The St. Catherine’s group also enjoyed experimenting with Costa Rican cuisine. Most of the host families served delicious home-cooked meals, featuring local staples like gallo pinta and casado.
“I really like the food,” Rose said. “That’s something that’s not really present in America. We don’t really have a cultural identity in food—we just have everything. I love rice and beans. Really everything served there is right up my alley.”
During their downtime, students had the freedom to organize their own activities, which included going to the beach, playing soccer, volunteering, shopping, going for ice cream, seeing movies, visiting the nail salon, and attending mass in the historic town church.
The students were responsible for managing their money and time, organizing transportation (when available), and for checking in with guides on a regular schedule. Community meetings and outings helped the group remain cohesive and supportive. Students also learned the importance of walking in groups, thinking about safety, and looking out for one another.
“It’s really different,” Luca said. “You don’t have your normal routine. You don’t really have a schedule. You have a lot more freedom and independence, but you have to be careful because you could easily stay out until 12 and your family would be really worried.”
Although not without a learning curve, the opportunity to live more independently was an experience appreciated by the students.
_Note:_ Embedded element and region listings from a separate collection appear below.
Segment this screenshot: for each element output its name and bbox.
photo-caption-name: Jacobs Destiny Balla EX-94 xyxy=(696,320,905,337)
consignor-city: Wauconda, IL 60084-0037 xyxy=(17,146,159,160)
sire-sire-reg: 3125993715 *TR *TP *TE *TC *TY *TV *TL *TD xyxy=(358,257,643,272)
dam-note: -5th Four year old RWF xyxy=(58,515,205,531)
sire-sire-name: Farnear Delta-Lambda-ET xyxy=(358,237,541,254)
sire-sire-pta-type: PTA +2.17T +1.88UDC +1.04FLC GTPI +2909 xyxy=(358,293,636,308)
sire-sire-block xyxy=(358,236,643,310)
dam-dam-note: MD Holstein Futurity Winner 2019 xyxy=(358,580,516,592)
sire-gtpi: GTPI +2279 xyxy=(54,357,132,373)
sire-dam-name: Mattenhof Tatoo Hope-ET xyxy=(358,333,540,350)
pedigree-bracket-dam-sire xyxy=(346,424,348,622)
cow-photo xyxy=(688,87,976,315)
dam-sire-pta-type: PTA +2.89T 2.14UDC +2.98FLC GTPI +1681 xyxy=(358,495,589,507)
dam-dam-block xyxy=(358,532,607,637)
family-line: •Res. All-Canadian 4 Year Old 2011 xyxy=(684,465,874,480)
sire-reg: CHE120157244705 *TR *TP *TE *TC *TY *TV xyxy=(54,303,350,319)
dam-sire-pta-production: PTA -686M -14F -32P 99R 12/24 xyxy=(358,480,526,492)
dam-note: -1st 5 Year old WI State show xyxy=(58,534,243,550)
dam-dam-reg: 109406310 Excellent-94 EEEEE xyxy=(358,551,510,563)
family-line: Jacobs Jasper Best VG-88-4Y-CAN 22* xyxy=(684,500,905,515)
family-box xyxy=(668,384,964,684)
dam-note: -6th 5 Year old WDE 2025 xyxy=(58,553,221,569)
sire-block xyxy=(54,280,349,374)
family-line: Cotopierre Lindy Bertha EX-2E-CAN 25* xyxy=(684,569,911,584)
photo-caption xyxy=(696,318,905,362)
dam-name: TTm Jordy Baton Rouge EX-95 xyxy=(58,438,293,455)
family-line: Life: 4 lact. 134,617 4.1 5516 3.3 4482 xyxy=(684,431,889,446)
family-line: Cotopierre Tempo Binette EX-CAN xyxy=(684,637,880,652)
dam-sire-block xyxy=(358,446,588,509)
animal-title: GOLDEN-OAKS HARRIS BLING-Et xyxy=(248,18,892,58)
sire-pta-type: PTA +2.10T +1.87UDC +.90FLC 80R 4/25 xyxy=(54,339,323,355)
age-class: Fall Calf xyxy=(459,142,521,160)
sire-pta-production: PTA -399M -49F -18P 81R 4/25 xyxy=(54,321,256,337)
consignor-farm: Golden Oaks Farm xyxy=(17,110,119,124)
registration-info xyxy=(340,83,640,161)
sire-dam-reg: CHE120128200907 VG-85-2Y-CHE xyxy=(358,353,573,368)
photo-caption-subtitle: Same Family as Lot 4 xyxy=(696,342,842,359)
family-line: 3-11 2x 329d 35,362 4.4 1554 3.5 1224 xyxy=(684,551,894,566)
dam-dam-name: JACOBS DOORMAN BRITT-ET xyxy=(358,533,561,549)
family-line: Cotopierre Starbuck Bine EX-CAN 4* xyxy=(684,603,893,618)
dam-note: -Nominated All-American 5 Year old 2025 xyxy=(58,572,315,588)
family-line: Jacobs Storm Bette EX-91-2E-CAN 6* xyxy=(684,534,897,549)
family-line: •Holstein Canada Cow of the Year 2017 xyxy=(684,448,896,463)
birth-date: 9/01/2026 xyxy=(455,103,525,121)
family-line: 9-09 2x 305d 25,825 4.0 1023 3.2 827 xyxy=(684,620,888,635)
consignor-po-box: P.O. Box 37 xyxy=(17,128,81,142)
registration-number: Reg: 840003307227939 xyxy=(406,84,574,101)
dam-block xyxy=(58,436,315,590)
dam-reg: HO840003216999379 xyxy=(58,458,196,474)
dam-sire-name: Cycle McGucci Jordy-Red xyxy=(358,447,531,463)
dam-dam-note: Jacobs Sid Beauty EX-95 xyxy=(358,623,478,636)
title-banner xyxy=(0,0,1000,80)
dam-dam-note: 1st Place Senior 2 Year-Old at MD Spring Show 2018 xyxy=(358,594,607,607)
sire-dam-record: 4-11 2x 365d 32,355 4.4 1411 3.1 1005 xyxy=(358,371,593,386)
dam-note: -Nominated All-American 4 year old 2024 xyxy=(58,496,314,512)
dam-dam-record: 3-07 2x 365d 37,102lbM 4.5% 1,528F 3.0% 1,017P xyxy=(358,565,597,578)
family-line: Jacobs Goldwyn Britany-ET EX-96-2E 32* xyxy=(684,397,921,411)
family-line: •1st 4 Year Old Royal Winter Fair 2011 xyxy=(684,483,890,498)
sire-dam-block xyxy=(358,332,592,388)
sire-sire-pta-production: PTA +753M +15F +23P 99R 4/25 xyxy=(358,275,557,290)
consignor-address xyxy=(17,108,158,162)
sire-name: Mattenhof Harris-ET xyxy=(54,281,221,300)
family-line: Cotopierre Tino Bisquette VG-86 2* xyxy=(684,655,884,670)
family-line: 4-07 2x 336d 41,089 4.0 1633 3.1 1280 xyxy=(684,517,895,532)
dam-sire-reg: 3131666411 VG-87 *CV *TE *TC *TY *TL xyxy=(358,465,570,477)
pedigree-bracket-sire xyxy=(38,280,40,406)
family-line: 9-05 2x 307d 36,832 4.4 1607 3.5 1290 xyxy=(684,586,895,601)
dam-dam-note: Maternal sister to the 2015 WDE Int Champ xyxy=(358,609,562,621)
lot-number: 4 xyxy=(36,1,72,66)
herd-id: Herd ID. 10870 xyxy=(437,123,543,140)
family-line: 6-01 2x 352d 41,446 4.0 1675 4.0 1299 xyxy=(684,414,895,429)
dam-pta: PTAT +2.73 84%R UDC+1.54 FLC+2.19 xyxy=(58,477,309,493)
“Here, because it’s Houston and you can’t walk anywhere, I’m pretty much dependent on my parents to get places,” Anna said. “But I think I had a mindset that was really ready to do stuff like that on my own, so when it happened I was like, yeah, I can do this. When I came back, I was kind of like, whoah, I have parents and can’t go anywhere unless they drive me.”
With greater independence, the students quickly learned that sometimes it’s good to ask for help. Leaning on one another also helped the group adapt to so much novelty.
“It was like a little reunion,” Anna said. “These were some of my closest friends. These are all people I’m super comfortable with and that helps with the nervousness, because you have people around who know you really well.”
After a month abroad, the students had experienced just enough freedom to help them reflect on the changes in store as they adapt to the demands of young adulthood.
“You realize [your parents] are not always going to be in your life—you’re going to move away,” Luca said. “It’s something new. You don’t know what’s going to happen, and you have to be ready for anything.”